By Ruma Paul
DHAKA (Reuters) - Four protesters were killed in clashes between activists of Bangladesh's ruling party and opposition supporters on Monday and authorities cut off transport into Dhaka on the first anniversary of national polls themselves fraught by violence.
Despite police warnings, opposition leader Begum Khaleda Zia refused to cancel Dhaka rallies planned to mark what her Bangladesh Nationalist Party (BNP) has dubbed "democracy killing day".
Khaleda, a former prime minister herself, has demanded fresh polls under a neutral administration, calling Prime Minister Sheikh Hasina's government "undemocratic and illegal".
The normally clogged streets of Dhaka were nearly empty on Monday afternoon, as authorities cut off bus, rail and ferry services into the city. Thousands of riot police were deployed in anticipation of more unrest.
"Security has been ramped up across the country, including Dhaka, to thwart any untoward incidents," Dhaka district police chief Habibur Rahman told Reuters.
Bangladesh has been in a state of political uncertainty since last January, when Prime Minister Hasina's Awami League came to power for a second consecutive term after a parliamentary election campaign marked by bloodshed. The polls had been boycotted by the BNP and deemed flawed by international observers.
Police said two protesters in their 20s were shot dead in Natore district during clashes between ruling and opposition party activists. The opposition said the victims were BNP activists, though police have not confirmed their identity.
Two more protesters were killed during separate clashes involving opposition and ruling party activists and security forces in the northwestern part of the country.

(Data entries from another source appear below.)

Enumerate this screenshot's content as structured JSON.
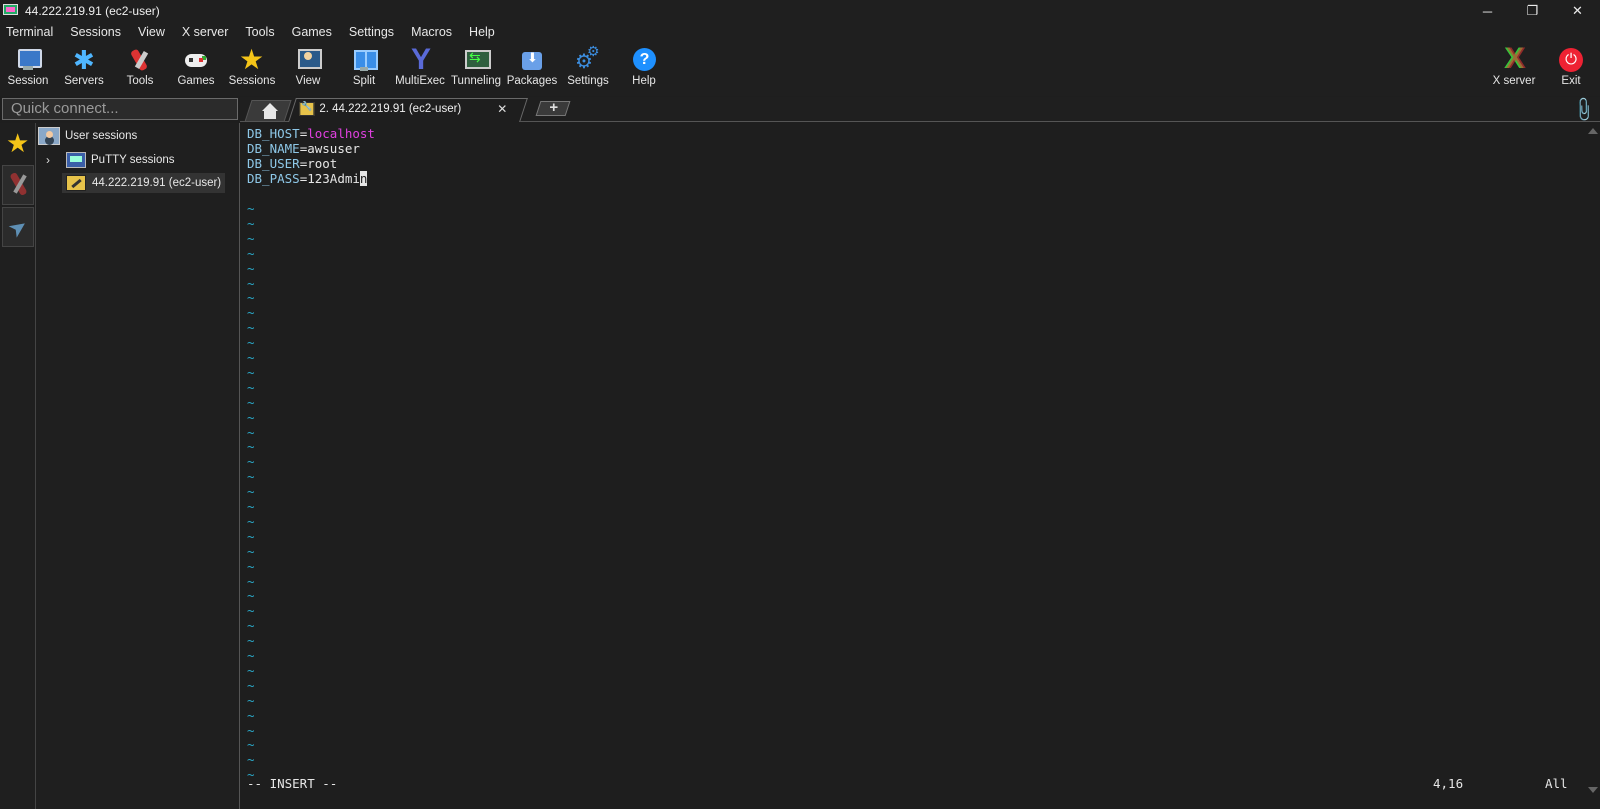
{
  "window": {
    "title": "44.222.219.91 (ec2-user)",
    "controls": {
      "minimize": "─",
      "restore": "❐",
      "close": "✕"
    }
  },
  "menu": [
    "Terminal",
    "Sessions",
    "View",
    "X server",
    "Tools",
    "Games",
    "Settings",
    "Macros",
    "Help"
  ],
  "toolbar": {
    "session": "Session",
    "servers": "Servers",
    "tools": "Tools",
    "games": "Games",
    "sessions": "Sessions",
    "view": "View",
    "split": "Split",
    "multiexec": "MultiExec",
    "tunneling": "Tunneling",
    "packages": "Packages",
    "settings": "Settings",
    "help": "Help",
    "xserver": "X server",
    "exit": "Exit"
  },
  "quick_connect": {
    "placeholder": "Quick connect..."
  },
  "tabs": {
    "session_tab_label": "2. 44.222.219.91 (ec2-user)",
    "close_glyph": "✕",
    "plus_glyph": "+"
  },
  "sidebar": {
    "user_sessions": "User sessions",
    "putty_sessions": "PuTTY sessions",
    "active_session": "44.222.219.91 (ec2-user)",
    "chevron": "›"
  },
  "terminal": {
    "lines": [
      {
        "key": "DB_HOST",
        "eq": "=",
        "value": "localhost"
      },
      {
        "key": "DB_NAME",
        "eq": "=",
        "value": "awsuser"
      },
      {
        "key": "DB_USER",
        "eq": "=",
        "value": "root"
      },
      {
        "key": "DB_PASS",
        "eq": "=",
        "value": "123Admi",
        "cursor_char": "n"
      }
    ],
    "tilde": "~",
    "mode": "-- INSERT --",
    "position": "4,16",
    "scroll": "All"
  },
  "icons": {
    "app": "mobaxterm-icon",
    "attach": "paperclip-icon"
  },
  "colors": {
    "background": "#1e1e1e",
    "keyword": "#8ec8e8",
    "string_pink": "#e040e0",
    "tilde": "#2aa8c8"
  }
}
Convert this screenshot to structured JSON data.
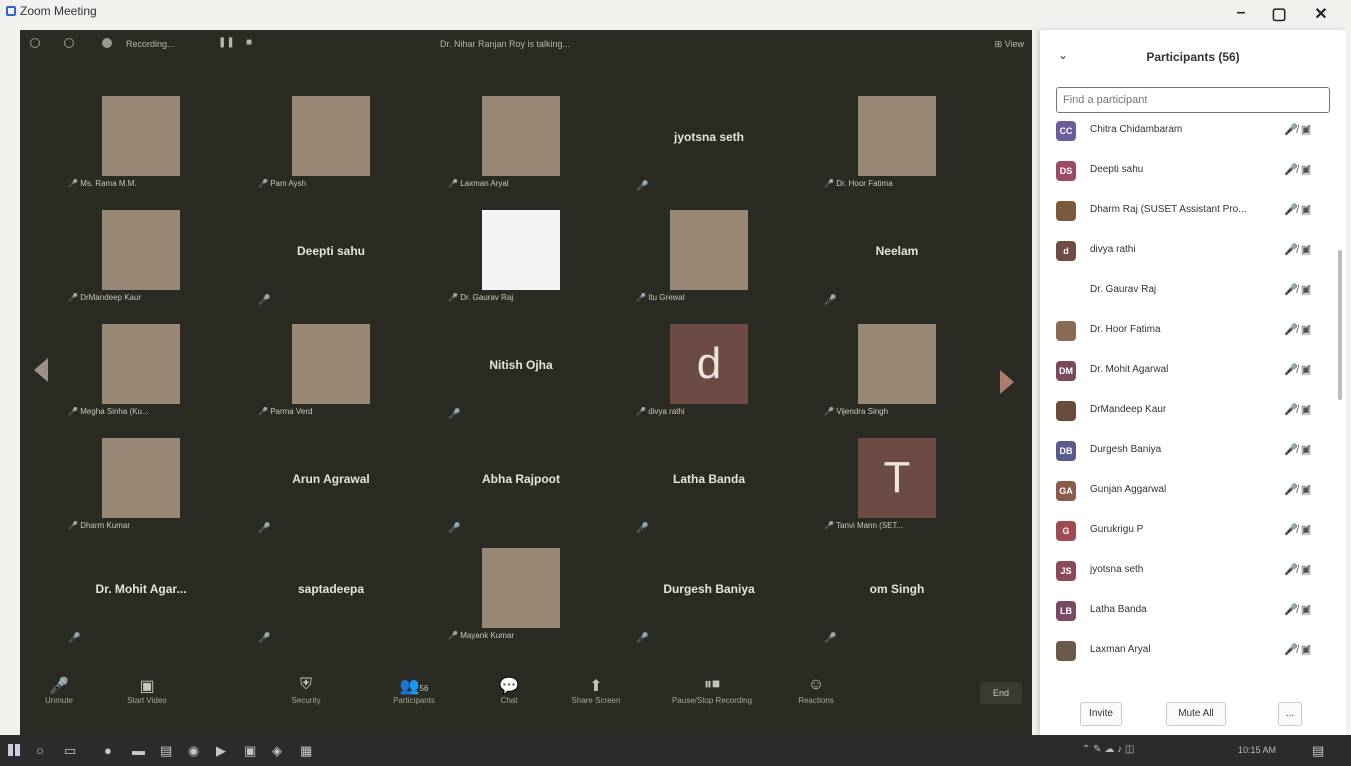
{
  "window": {
    "title": "Zoom Meeting",
    "minimize": "–",
    "maximize": "▢",
    "close": "✕"
  },
  "top_bar": {
    "recording": "Recording...",
    "talking": "Dr. Nihar Ranjan Roy is talking...",
    "view": "View"
  },
  "tiles": [
    {
      "name": "Ms. Rama M.M.",
      "kind": "photo"
    },
    {
      "name": "Pam Aysh",
      "kind": "photo"
    },
    {
      "name": "Laxman Aryal",
      "kind": "photo"
    },
    {
      "name": "jyotsna seth",
      "kind": "name"
    },
    {
      "name": "Dr. Hoor Fatima",
      "kind": "photo"
    },
    {
      "name": "DrMandeep Kaur",
      "kind": "photo"
    },
    {
      "name": "Deepti sahu",
      "kind": "name"
    },
    {
      "name": "Dr. Gaurav Raj",
      "kind": "blank"
    },
    {
      "name": "Itu Grewal",
      "kind": "photo"
    },
    {
      "name": "Neelam",
      "kind": "name"
    },
    {
      "name": "Megha Sinha (Ku...",
      "kind": "photo"
    },
    {
      "name": "Parma Verd",
      "kind": "photo"
    },
    {
      "name": "Nitish Ojha",
      "kind": "name"
    },
    {
      "name": "divya rathi",
      "kind": "letter",
      "letter": "d"
    },
    {
      "name": "Vijendra Singh",
      "kind": "photo"
    },
    {
      "name": "Dharm Kumar",
      "kind": "photo"
    },
    {
      "name": "Arun Agrawal",
      "kind": "name"
    },
    {
      "name": "Abha Rajpoot",
      "kind": "name"
    },
    {
      "name": "Latha Banda",
      "kind": "name"
    },
    {
      "name": "Tanvi Mann (SET...",
      "kind": "letter",
      "letter": "T"
    },
    {
      "name": "Dr. Mohit Agar...",
      "kind": "name"
    },
    {
      "name": "saptadeepa",
      "kind": "name"
    },
    {
      "name": "Mayank Kumar",
      "kind": "photo"
    },
    {
      "name": "Durgesh Baniya",
      "kind": "name"
    },
    {
      "name": "om Singh",
      "kind": "name"
    }
  ],
  "toolbar": {
    "unmute": "Unmute",
    "start_video": "Start Video",
    "security": "Security",
    "participants": "Participants",
    "participants_count": "56",
    "chat": "Chat",
    "share_screen": "Share Screen",
    "recording": "Pause/Stop Recording",
    "reactions": "Reactions",
    "end": "End"
  },
  "panel": {
    "title": "Participants (56)",
    "search_placeholder": "Find a participant",
    "participants": [
      {
        "initials": "CC",
        "name": "Chitra Chidambaram",
        "color": "#6b5c9c"
      },
      {
        "initials": "DS",
        "name": "Deepti sahu",
        "color": "#9c4a64"
      },
      {
        "initials": "",
        "name": "Dharm Raj (SUSET Assistant Pro...",
        "color": "#7a5a3a"
      },
      {
        "initials": "d",
        "name": "divya rathi",
        "color": "#6e4c44"
      },
      {
        "initials": "",
        "name": "Dr. Gaurav Raj",
        "color": "#ffffff"
      },
      {
        "initials": "",
        "name": "Dr. Hoor Fatima",
        "color": "#8a6a52"
      },
      {
        "initials": "DM",
        "name": "Dr. Mohit Agarwal",
        "color": "#7a4a5c"
      },
      {
        "initials": "",
        "name": "DrMandeep Kaur",
        "color": "#6a4a3a"
      },
      {
        "initials": "DB",
        "name": "Durgesh Baniya",
        "color": "#5a5a8c"
      },
      {
        "initials": "GA",
        "name": "Gunjan Aggarwal",
        "color": "#8a5a4a"
      },
      {
        "initials": "G",
        "name": "Gurukrigu P",
        "color": "#a04a52"
      },
      {
        "initials": "JS",
        "name": "jyotsna seth",
        "color": "#8c4a58"
      },
      {
        "initials": "LB",
        "name": "Latha Banda",
        "color": "#7a4a64"
      },
      {
        "initials": "",
        "name": "Laxman Aryal",
        "color": "#6a5a4a"
      }
    ],
    "invite": "Invite",
    "mute_all": "Mute All",
    "more": "..."
  },
  "taskbar": {
    "clock": "10:15 AM"
  }
}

The opposition leader says she has been confined to her office in Dhaka's diplomatic enclave since Saturday, according to BNP party officials, with armoured vehicles equipped with water cannon outside.
In protest, Khaleda called for an indefinite nationwide blockade of roads, railways and waterways.
"The government has turned the whole country into a prison," Khaleda told reporters.
The government denied Khaleda was being held against her will, and says it has deployed extra security at her office for her protection.
"Who has confined her?" media quoted Hasina as asking at a party meeting on Sunday. "She can go to her residence any time."
Hasina and Khaleda, both related to former national leaders, have nursed a long and bitter rivalry, and have dominated politics in Bangladesh for more than two decades.
BNP officials said hundreds of their supporters had been detained since Saturday. Scores of protesters have been injured in clashes in Dhaka, the port city of Chittagong and elsewhere.